Wyss Ursula · Nationalrat · 2004-09-20
Wyss Ursula · Nationalrat · Bern · Sozialdemokratische Fraktion · 2004-09-20
Wortprotokoll
Ich möchte zuerst kurz etwas zu Artikel 3 Absatz 1 Buchstabe c sagen, da dieser jetzt hier auch erwähnt worden ist und im Zusammenhang mit Buchstabe d gemäss Minderheitsantrag Beck steht. Nach der Diskussion zu Artikel 3 Absatz 1 Buchstabe c entschloss sich die Kommission nämlich einstimmig, Ihnen eine klarere Formulierung zu präsentieren. Sie besagt notabene dasselbe wie die von Bundes- und Ständerat vorgeschlagene Formulierung, ist aber eben etwas verständlicher. Darum gibt es in Artikel 3 einen neuen Absatz 2; dort geht es um den Zugang zu persönlichen Daten der Gesuchstellerinnen und Gesuchsteller. Für diesen Fall soll nicht das Bundesgesetz über die Öffentlichkeit der Verwaltung, sondern das Bundesgesetz über den Datenschutz zur Anwendung kommen.

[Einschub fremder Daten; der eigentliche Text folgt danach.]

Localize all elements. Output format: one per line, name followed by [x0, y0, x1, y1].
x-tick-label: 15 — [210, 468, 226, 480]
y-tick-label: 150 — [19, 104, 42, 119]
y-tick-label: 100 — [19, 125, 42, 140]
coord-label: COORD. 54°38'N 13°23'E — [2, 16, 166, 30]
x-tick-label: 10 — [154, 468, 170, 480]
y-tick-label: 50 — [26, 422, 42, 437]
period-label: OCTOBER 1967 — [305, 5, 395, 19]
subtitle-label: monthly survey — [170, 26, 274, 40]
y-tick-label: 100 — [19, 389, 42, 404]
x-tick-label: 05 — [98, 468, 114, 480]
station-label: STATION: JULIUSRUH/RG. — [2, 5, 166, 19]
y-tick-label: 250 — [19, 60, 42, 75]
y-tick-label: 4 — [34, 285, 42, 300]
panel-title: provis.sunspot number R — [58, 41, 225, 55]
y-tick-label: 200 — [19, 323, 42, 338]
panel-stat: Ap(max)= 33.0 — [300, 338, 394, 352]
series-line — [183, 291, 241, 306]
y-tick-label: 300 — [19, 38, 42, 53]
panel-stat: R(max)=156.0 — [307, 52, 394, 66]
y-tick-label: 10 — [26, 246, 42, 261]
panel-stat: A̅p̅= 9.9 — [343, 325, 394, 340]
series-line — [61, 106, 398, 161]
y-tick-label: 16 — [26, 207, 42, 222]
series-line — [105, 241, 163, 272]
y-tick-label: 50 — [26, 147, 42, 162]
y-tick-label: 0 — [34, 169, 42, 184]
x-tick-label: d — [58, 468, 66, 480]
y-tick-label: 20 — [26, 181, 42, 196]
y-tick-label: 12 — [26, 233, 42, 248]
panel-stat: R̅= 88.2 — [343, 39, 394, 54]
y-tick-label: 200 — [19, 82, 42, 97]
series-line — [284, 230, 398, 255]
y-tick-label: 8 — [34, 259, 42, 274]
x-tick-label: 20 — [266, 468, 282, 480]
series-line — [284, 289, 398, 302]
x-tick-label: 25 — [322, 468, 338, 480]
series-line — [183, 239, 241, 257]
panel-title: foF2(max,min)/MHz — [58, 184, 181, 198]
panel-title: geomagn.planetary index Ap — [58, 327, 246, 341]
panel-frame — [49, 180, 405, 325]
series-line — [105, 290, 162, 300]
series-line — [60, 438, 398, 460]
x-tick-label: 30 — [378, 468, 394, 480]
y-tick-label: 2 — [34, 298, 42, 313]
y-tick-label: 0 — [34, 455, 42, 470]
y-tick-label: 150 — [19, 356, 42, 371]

Zum Minderheitsantrag Beck ist Folgendes zu sagen: Es geht - Sie haben es gehört - um den Zugang zu privaten Dokumenten. Die Minderheit will, dass diese ebenfalls vom Geltungsbereich des Gesetzes ausgenommen werden. Ein solches Vorgehen würde jedoch nach Ansicht einer deutlichen Mehrheit der Kommission von 10 zu 4 Stimmen bei 6 Enthaltungen mehr Probleme bringen als lösen. Dies würde nicht dem entsprechen oder dem sogar widersprechen, was wir mit der Definition eines amtlichen Dokumentes in Artikel 5 vorsehen. Dokumente von Dritten, seien diese nun von Privaten oder von anderen Amtsstellen, werden nach dieser Definition zu amtlichen Dokumenten. Es gibt somit gar keine privaten Dokumente mehr. Das Gesetz trägt den Befürchtungen von Herrn Beck aber vielmehr in Artikel 7 Absatz 1 Buchstabe h Rechnung, und in den Artikeln 9 und 11 - das wurde erwähnt - sind ebenfalls Barrieren konzipiert, die sicherstellen, dass solche private Schreiben nicht der Öffentlichkeit zugänglich gemacht werden, wenn deren Inhalt Vertraulichkeit gebietet.
Die Lösung, wie sie das Gesetz vorsieht, geht von einer Abwägung im Einzelfall aus. Es geht um das Prinzip des Einzelfalls, und dieses zieht sich über das ganze Gesetz hinweg. Der Einzelfall soll beurteilt werden, und das Ganze soll eben nicht generell angegangen werden, wie das die Minderheit Beck vorschlägt. Zudem muss gesagt werden, dass dieses Gesetz die Definition, was dem Öffentlichkeitsprinzip unterstellt werden soll, relativ weit fasst. Als Kompensation ist die Liste von Ausnahmen für die Interessenabwägung im Einzelfall ebenfalls relativ lang. Wenn man nun - wie das die Minderheit vorschlägt - bei der Umschreibung des Geltungsbereiches auch noch restriktiver wird, wird das Gesetz am Schluss wirklich zum Papiertiger.